While some of “More Than Meets the Eye” features images from Morris’ more exotic travels — San Miguel, Mexico and Barcelona, to name a few — other works capture places and experiences closer to home.

Morris shot the photograph featured in “Painted Crowd” atop the now-demolished parking garage next to the Lawrence Arts Center during a recent Color Run, a race in which participants are sprayed with colored powders.

He originally — and perhaps ironically — took the picture in black and white. Later, Sebelius lent color to the piece by handpainting each of the runners’ faces.

If you go

What: “More than Meets the Eye” exhibition

Where: Cider Gallery, 810 Pennsylvania St.

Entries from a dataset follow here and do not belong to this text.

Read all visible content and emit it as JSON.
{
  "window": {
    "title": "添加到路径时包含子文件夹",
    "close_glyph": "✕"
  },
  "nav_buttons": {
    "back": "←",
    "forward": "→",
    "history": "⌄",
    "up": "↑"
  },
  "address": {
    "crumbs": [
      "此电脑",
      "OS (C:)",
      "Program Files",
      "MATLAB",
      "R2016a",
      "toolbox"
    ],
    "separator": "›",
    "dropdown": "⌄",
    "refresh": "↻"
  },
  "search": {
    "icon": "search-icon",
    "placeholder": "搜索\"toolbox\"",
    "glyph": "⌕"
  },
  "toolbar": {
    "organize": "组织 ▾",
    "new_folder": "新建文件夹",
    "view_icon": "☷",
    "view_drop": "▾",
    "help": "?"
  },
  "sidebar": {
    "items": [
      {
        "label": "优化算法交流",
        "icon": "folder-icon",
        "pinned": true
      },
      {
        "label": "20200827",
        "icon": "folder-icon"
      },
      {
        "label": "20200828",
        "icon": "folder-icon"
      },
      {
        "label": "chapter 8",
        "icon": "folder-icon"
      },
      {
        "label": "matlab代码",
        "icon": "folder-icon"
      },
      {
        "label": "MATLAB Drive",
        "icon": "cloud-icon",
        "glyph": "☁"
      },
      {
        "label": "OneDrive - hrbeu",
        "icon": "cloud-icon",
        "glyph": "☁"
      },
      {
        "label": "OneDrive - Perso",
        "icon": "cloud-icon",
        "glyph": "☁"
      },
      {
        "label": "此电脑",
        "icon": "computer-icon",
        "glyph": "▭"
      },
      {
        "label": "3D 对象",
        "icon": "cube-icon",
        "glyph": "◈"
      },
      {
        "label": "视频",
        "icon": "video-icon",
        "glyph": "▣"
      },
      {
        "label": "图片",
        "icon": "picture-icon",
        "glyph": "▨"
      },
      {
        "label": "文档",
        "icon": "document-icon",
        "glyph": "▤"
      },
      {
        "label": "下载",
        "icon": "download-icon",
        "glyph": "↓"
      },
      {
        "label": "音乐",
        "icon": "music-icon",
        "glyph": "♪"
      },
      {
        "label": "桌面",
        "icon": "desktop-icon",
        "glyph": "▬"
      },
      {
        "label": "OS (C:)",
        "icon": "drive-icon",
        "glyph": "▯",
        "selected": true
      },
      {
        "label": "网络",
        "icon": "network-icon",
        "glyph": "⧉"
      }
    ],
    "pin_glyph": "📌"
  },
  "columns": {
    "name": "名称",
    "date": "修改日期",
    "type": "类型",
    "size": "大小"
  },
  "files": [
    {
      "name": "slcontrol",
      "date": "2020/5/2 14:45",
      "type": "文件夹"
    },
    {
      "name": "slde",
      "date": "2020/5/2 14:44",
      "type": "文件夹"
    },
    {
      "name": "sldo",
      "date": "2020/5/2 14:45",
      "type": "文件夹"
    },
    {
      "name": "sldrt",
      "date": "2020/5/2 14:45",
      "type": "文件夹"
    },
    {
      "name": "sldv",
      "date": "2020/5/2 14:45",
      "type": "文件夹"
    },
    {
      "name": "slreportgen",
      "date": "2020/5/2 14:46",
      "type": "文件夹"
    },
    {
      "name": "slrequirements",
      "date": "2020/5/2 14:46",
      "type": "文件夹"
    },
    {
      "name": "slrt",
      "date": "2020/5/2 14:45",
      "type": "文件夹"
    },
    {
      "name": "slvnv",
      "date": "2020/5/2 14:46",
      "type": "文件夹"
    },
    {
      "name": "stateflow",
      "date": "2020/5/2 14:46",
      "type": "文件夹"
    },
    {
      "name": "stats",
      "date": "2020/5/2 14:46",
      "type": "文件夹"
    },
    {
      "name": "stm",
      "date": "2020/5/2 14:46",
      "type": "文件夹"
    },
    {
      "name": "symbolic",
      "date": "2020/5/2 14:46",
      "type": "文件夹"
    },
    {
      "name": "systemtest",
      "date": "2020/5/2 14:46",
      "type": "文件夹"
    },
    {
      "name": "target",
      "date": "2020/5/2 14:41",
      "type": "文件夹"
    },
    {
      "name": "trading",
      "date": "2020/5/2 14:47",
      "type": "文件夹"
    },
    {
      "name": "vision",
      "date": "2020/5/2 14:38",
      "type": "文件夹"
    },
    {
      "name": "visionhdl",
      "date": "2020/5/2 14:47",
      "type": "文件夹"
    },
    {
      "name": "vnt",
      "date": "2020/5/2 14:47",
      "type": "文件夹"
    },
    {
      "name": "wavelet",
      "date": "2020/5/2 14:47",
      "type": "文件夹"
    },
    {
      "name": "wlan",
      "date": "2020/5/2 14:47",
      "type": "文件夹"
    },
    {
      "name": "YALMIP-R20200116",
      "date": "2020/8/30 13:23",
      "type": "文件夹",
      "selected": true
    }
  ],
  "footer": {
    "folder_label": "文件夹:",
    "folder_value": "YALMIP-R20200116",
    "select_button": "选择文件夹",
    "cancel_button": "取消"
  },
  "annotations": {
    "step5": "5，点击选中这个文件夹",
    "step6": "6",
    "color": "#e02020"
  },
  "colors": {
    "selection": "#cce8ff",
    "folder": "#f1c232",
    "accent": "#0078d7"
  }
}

When: The show opens with a reception at 5 p.m. Friday, and runs until June 26.

Cost: Free

Another of Morris’ photographs provides the backdrop for Sebelius’ own memories. In one piece, an image of a utility pole is juxtaposed with a couple of wacky, almost grotesque human figures.

The drawings are exaggerated versions of people Sebelius “camped next to” during his time following bikers around Sturgis, S.D. “That’s how they came out in my mind, post-Sturgis,” the 31-year-old explains.

“He uses photography for these moments and memories and feelings, and it’s the same way with me, but I do it with paintings or drawings,” Sebelius says of his friend. “Both of them relate to similar themes, but they’re just done in a different material and a different application. So, I think we’re both touching on feelings of nostalgia and moments of importance.”